Although EpCAM was initially thought to function as a homotypic intercellular adhesion molecule (Litvinov et al, 1994), evidence is increasing that EpCAM is also a receptor involved in the regulation of gene transcription and cell proliferation. Overexpression of EpCAM in cancer cells is linked to tumour cell differentiation, migration, and proliferation. It stimulates the cell cycle by upregulating c-myc and cyclins (Baeuerle and Gires, 2007; Trzpis et al, 2007; Munz et al, 2009; Patriarca et al, 2012). Maetzel et al (2009) recently provided evidence that EpCAM may mediate these diverse cancer biological functions, after intramembrane proteolysis by two distinct proteases (i.e., ADAM17 and PSEN2) has liberated the intracellular domain EpICD, which then forms a nuclear protein complex, leading to gene transcription (Figure 1). In our retrospective observational study, we provide evidence that diverse members of the EpCAM signalling pathway are expressed in GC and are of putative tumour biological significance. EpCAM expression has divergent prognostic affects: in some tumour types a negative correlation was found, in most a seemingly neutral effect, and in some cancer types a positive correlation was found (Baeuerle and Gires, 2007).
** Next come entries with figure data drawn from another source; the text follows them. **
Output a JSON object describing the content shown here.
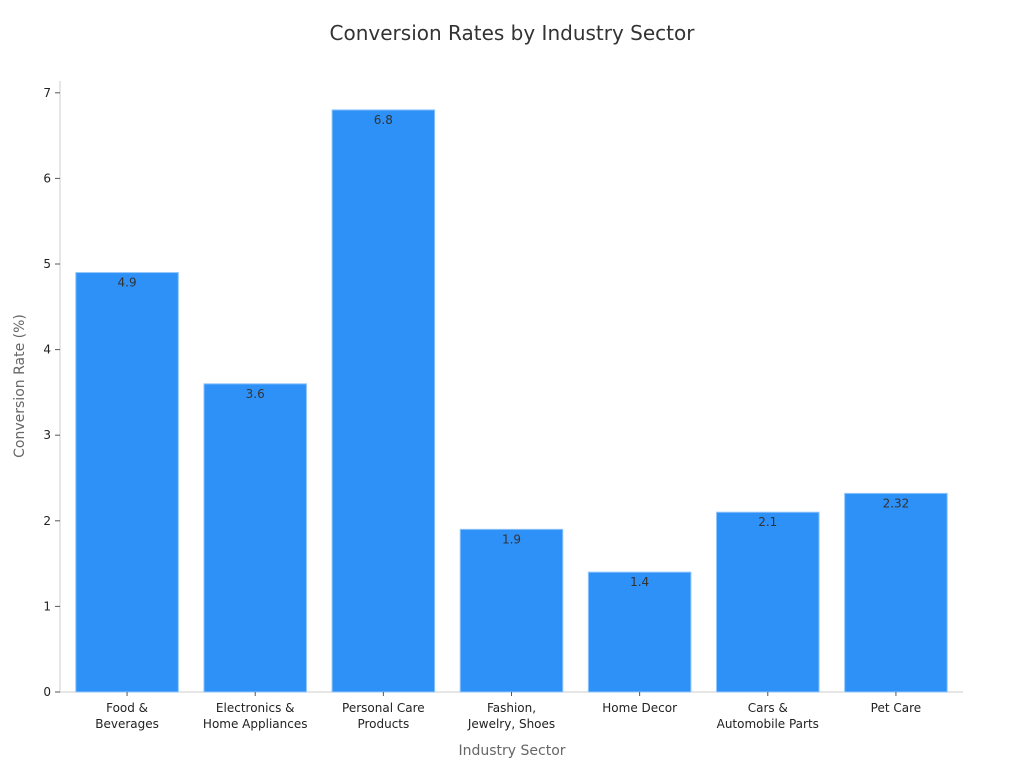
{
  "chart_data": {
    "type": "bar",
    "title": "Conversion Rates by Industry Sector",
    "xlabel": "Industry Sector",
    "ylabel": "Conversion Rate (%)",
    "ylim": [
      0,
      7
    ],
    "yticks": [
      0,
      1,
      2,
      3,
      4,
      5,
      6,
      7
    ],
    "categories": [
      [
        "Food &",
        "Beverages"
      ],
      [
        "Electronics &",
        "Home Appliances"
      ],
      [
        "Personal Care",
        "Products"
      ],
      [
        "Fashion,",
        "Jewelry, Shoes"
      ],
      [
        "Home Decor"
      ],
      [
        "Cars &",
        "Automobile Parts"
      ],
      [
        "Pet Care"
      ]
    ],
    "values": [
      4.9,
      3.6,
      6.8,
      1.9,
      1.4,
      2.1,
      2.32
    ],
    "value_labels": [
      "4.9",
      "3.6",
      "6.8",
      "1.9",
      "1.4",
      "2.1",
      "2.32"
    ],
    "bar_color": "#2e91f8",
    "grid": false,
    "legend": "none"
  }
}
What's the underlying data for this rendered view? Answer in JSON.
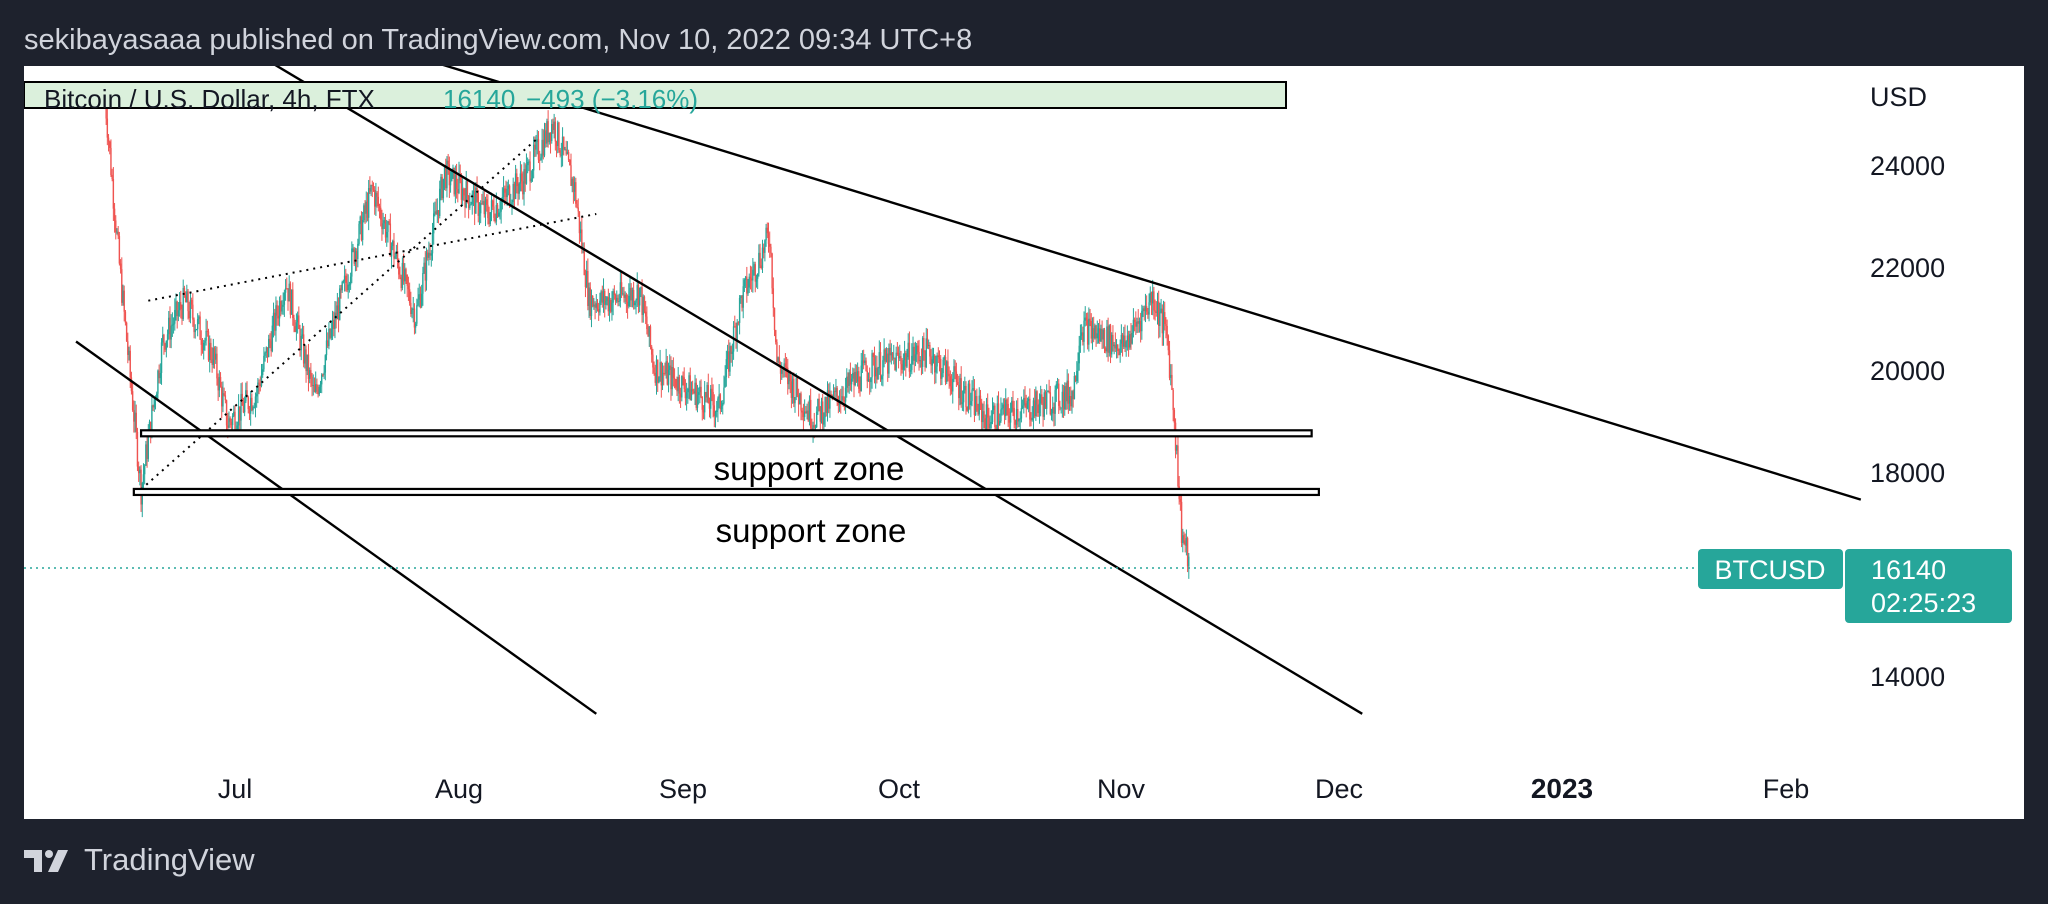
{
  "header": {
    "publisher": "sekibayasaaa published on TradingView.com, Nov 10, 2022 09:34 UTC+8"
  },
  "legend": {
    "symbol": "Bitcoin / U.S. Dollar, 4h, FTX",
    "price": "16140",
    "change": "−493 (−3.16%)"
  },
  "axis": {
    "currency": "USD",
    "y_ticks": [
      "24000",
      "22000",
      "20000",
      "18000",
      "14000"
    ],
    "x_ticks": [
      "Jul",
      "Aug",
      "Sep",
      "Oct",
      "Nov",
      "Dec",
      "2023",
      "Feb"
    ]
  },
  "price_tag": {
    "symbol": "BTCUSD",
    "price": "16140",
    "countdown": "02:25:23"
  },
  "annotations": {
    "zone1": "support zone",
    "zone2": "support zone"
  },
  "footer": {
    "brand": "TradingView"
  },
  "colors": {
    "up": "#26a69a",
    "down": "#ef5350",
    "tag": "#26a69a",
    "background": "#1e222d"
  },
  "chart_data": {
    "type": "candlestick",
    "symbol": "Bitcoin / U.S. Dollar",
    "interval": "4h",
    "exchange": "FTX",
    "y_axis_unit": "USD",
    "ylim": [
      12600,
      25800
    ],
    "last_price": 16140,
    "waypoints": [
      [
        "2022-06-13",
        25300
      ],
      [
        "2022-06-15",
        22000
      ],
      [
        "2022-06-18",
        17600
      ],
      [
        "2022-06-21",
        20500
      ],
      [
        "2022-06-24",
        21300
      ],
      [
        "2022-06-28",
        20200
      ],
      [
        "2022-06-30",
        18900
      ],
      [
        "2022-07-04",
        19500
      ],
      [
        "2022-07-08",
        21700
      ],
      [
        "2022-07-12",
        19400
      ],
      [
        "2022-07-14",
        20500
      ],
      [
        "2022-07-20",
        23500
      ],
      [
        "2022-07-26",
        21000
      ],
      [
        "2022-07-30",
        23800
      ],
      [
        "2022-08-05",
        23000
      ],
      [
        "2022-08-10",
        23700
      ],
      [
        "2022-08-14",
        24800
      ],
      [
        "2022-08-17",
        23500
      ],
      [
        "2022-08-19",
        21300
      ],
      [
        "2022-08-22",
        21300
      ],
      [
        "2022-08-26",
        21500
      ],
      [
        "2022-08-28",
        20000
      ],
      [
        "2022-09-06",
        19200
      ],
      [
        "2022-09-09",
        21300
      ],
      [
        "2022-09-13",
        22600
      ],
      [
        "2022-09-14",
        20100
      ],
      [
        "2022-09-19",
        19000
      ],
      [
        "2022-09-27",
        20000
      ],
      [
        "2022-10-05",
        20300
      ],
      [
        "2022-10-13",
        19000
      ],
      [
        "2022-10-19",
        19200
      ],
      [
        "2022-10-25",
        19500
      ],
      [
        "2022-10-26",
        20800
      ],
      [
        "2022-11-01",
        20400
      ],
      [
        "2022-11-05",
        21400
      ],
      [
        "2022-11-07",
        20600
      ],
      [
        "2022-11-08",
        19000
      ],
      [
        "2022-11-09",
        16800
      ],
      [
        "2022-11-10",
        16140
      ]
    ],
    "support_zones": [
      {
        "label": "support zone",
        "price": 18700,
        "x_range": [
          "2022-06-18",
          "2022-11-27"
        ]
      },
      {
        "label": "support zone",
        "price": 17550,
        "x_range": [
          "2022-06-17",
          "2022-11-28"
        ]
      }
    ],
    "resistance_box": {
      "price_range": [
        24600,
        25000
      ],
      "x_range": [
        "2022-06-13",
        "2022-11-25"
      ]
    },
    "trendlines": [
      {
        "from": [
          "2022-06-09",
          20500
        ],
        "to": [
          "2022-08-20",
          13200
        ]
      },
      {
        "from": [
          "2022-06-12",
          28000
        ],
        "to": [
          "2022-12-04",
          13200
        ]
      },
      {
        "from": [
          "2022-06-12",
          28000
        ],
        "to": [
          "2023-02-11",
          17400
        ]
      }
    ],
    "channel": [
      {
        "from": [
          "2022-06-18",
          17600
        ],
        "to": [
          "2022-08-12",
          24500
        ],
        "style": "dotted"
      },
      {
        "from": [
          "2022-06-19",
          21300
        ],
        "to": [
          "2022-08-20",
          23000
        ],
        "style": "dotted"
      }
    ],
    "x_ticks": [
      "Jul",
      "Aug",
      "Sep",
      "Oct",
      "Nov",
      "Dec",
      "2023",
      "Feb"
    ],
    "y_ticks": [
      24000,
      22000,
      20000,
      18000,
      14000
    ]
  }
}
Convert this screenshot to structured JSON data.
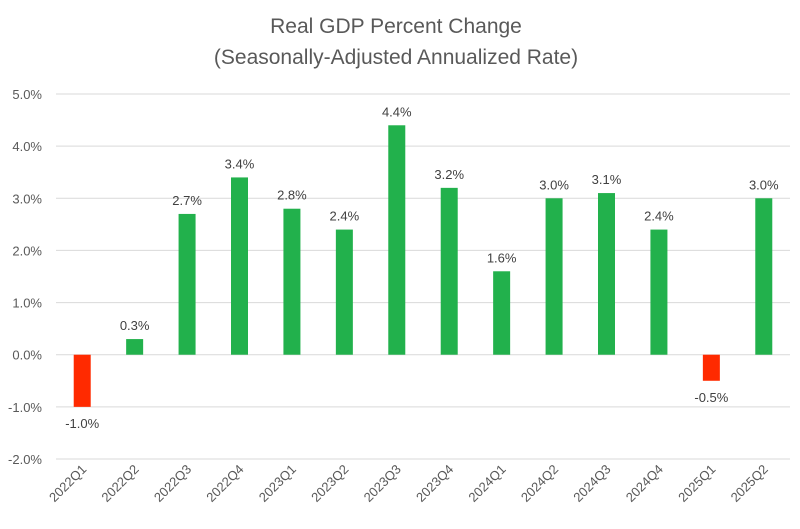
{
  "chart_data": {
    "type": "bar",
    "title": "Real GDP Percent Change",
    "subtitle": "(Seasonally-Adjusted Annualized Rate)",
    "categories": [
      "2022Q1",
      "2022Q2",
      "2022Q3",
      "2022Q4",
      "2023Q1",
      "2023Q2",
      "2023Q3",
      "2023Q4",
      "2024Q1",
      "2024Q2",
      "2024Q3",
      "2024Q4",
      "2025Q1",
      "2025Q2"
    ],
    "values": [
      -1.0,
      0.3,
      2.7,
      3.4,
      2.8,
      2.4,
      4.4,
      3.2,
      1.6,
      3.0,
      3.1,
      2.4,
      -0.5,
      3.0
    ],
    "data_labels": [
      "-1.0%",
      "0.3%",
      "2.7%",
      "3.4%",
      "2.8%",
      "2.4%",
      "4.4%",
      "3.2%",
      "1.6%",
      "3.0%",
      "3.1%",
      "2.4%",
      "-0.5%",
      "3.0%"
    ],
    "yticks": [
      5.0,
      4.0,
      3.0,
      2.0,
      1.0,
      0.0,
      -1.0,
      -2.0
    ],
    "ytick_labels": [
      "5.0%",
      "4.0%",
      "3.0%",
      "2.0%",
      "1.0%",
      "0.0%",
      "-1.0%",
      "-2.0%"
    ],
    "ylim": [
      -2.0,
      5.0
    ],
    "xlabel": "",
    "ylabel": "",
    "grid": true,
    "legend": "none",
    "colors": {
      "positive": "#22b14c",
      "negative": "#ff2a00",
      "gridline": "#d9d9d9",
      "text": "#595959"
    }
  }
}
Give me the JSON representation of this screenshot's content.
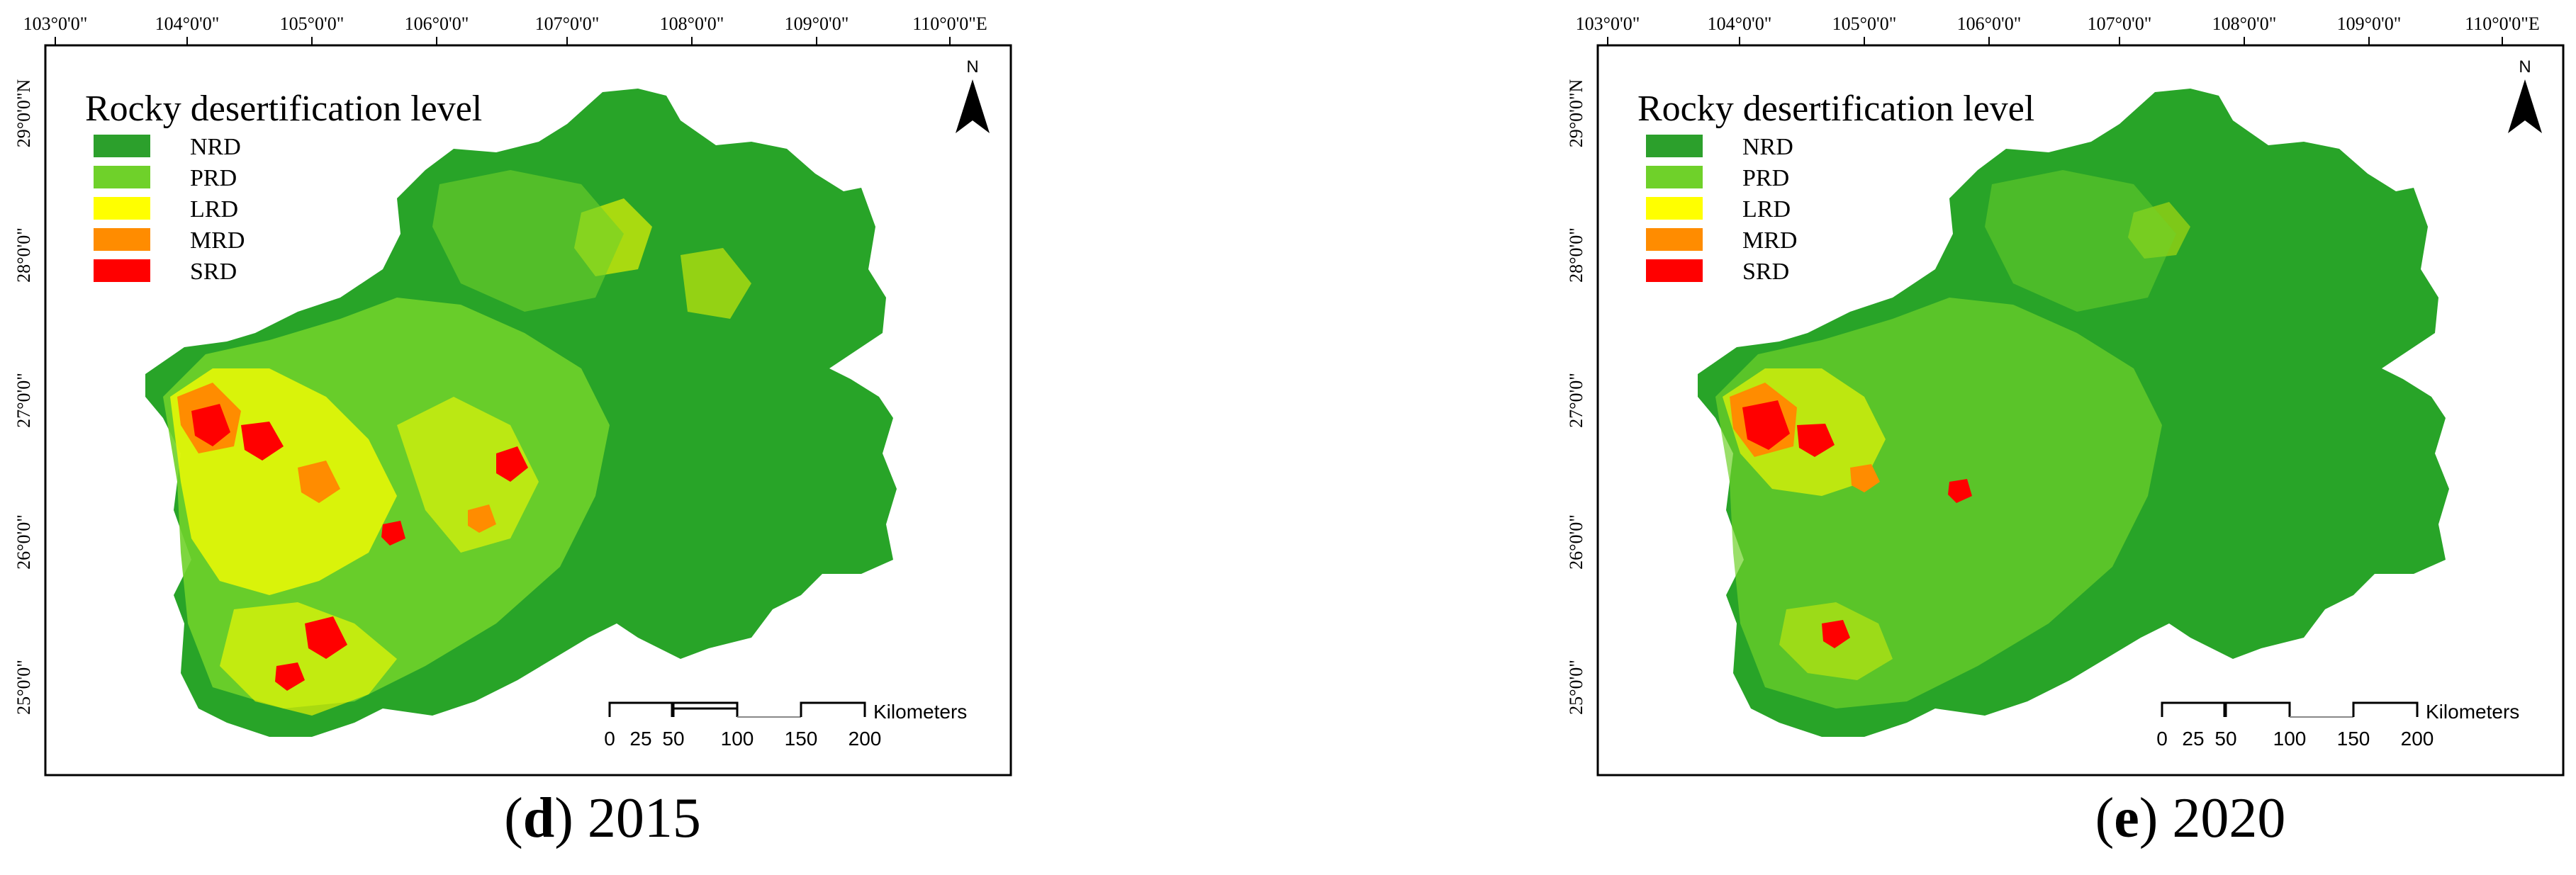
{
  "legend": {
    "title": "Rocky desertification level",
    "items": [
      {
        "label": "NRD",
        "color": "#2ca02c"
      },
      {
        "label": "PRD",
        "color": "#6fd12a"
      },
      {
        "label": "LRD",
        "color": "#ffff00"
      },
      {
        "label": "MRD",
        "color": "#ff8c00"
      },
      {
        "label": "SRD",
        "color": "#ff0000"
      }
    ]
  },
  "longitude_ticks": [
    "103°0'0\"",
    "104°0'0\"",
    "105°0'0\"",
    "106°0'0\"",
    "107°0'0\"",
    "108°0'0\"",
    "109°0'0\"",
    "110°0'0\"E"
  ],
  "latitude_ticks": [
    "29°0'0\"N",
    "28°0'0\"",
    "27°0'0\"",
    "26°0'0\"",
    "25°0'0\""
  ],
  "north_arrow": "N",
  "scale_bar": {
    "labels": [
      "0",
      "25",
      "50",
      "100",
      "150",
      "200"
    ],
    "unit": "Kilometers"
  },
  "panels": [
    {
      "letter": "d",
      "year": "2015"
    },
    {
      "letter": "e",
      "year": "2020"
    }
  ]
}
In this respect, it was interestingly to note that EpCAM was present only in single cells of the non-neoplastic mucosa and was significantly upregulated on the transcriptional and translational level in GC. This finding supports the conjecture that EpCAM is of relevance in tumour cell biology. Further progression with regard to local tumour growth, nodal spread, and overall tumour stage was associated with a significantly reduced immunodetection of EpCAM (and also of E-cadherin and β-catenin). These findings are in line with those published by Songun et al (2005), who have shown that reduced detection of EpCAM is associated with a significantly worse prognosis. Thus, immunodetection of EpCAM in GC seemingly appears to be associated with a more favorable prognosis. However, Maetzel et al (2009) have shown that EpCAM is prone to RIP and, apart from reduced transcription, increased proteolysis may also contribute to reduced immunodetection. In our study we provide circumstantial evidence that RIP of EpCAM may take place in GC:

(1) We confirm independently the differential expression of ADAM17 in GC cells, which has been previously shown by us and others (Schmuck et al, 2011; Shou et al, 2012; Zhang et al, 2012). Overexpression of ADAM17 may be a further means to control and promote EpCAM signalling (Munz et al, 2009).

(2) We believe that we are the first to demonstrate the expression of PSEN2 in GC tissue samples, which may release EpICD through γ-secretase intramembrane-cleaving activity in GC (Maetzel et al, 2009). In this respect, it was also interesting to note that the immunodetection of PSEN2 did not correlate with EpEX but with EpICD, lending further support to our hypothesis. Proteolysis of EpCAM by PSEN2 may liberate the intracellular domain detected by EpICD (see Figure 1).

(3) Using domain-specific antibodies, we were able to show that epitopes of EpCAM are not only found at the cell membrane but also in the cytoplasm.

(4) Finally, we show that the decreased immunodetection of EpEX in locally advanced GC is not accompanied by decreased EpCAM mRNA levels. The latter finding support our hypothesis of proteolytic cleavage of EpCAM in GC.

There have been a variety of reports about the interaction between EpCAM, members of the EpCAM signalling pathway, and molecules of the WNT pathway. The function of EpCAM in cell adhesion is interconnected with E-cadherin (Litvinov et al, 1997). By the upregulation of EpCAM, E-cadherin-mediated cell adhesion diminishes and the EpCAM-mediated adhesion may predominate (Went et al, 2006). This might explain that EpCAM (EpEX and EpICD)-positive cancers were between 1.3- and 2.1-fold, more commonly negative than positive for E-cadherin in our cohort (Table 3). PSENs, in turn, regulate β-catenin stability (Nishimura et al, 1999; Brunkan and Goate, 2005), which may explain the significant positive correlation between PSEN2 and β-catenin expression in our patient cohort. Thus, our study supports the notion that the EpCAM signalling pathway is involved in GC biology, and RIP merits further attention and, in depth, functional studies in GC.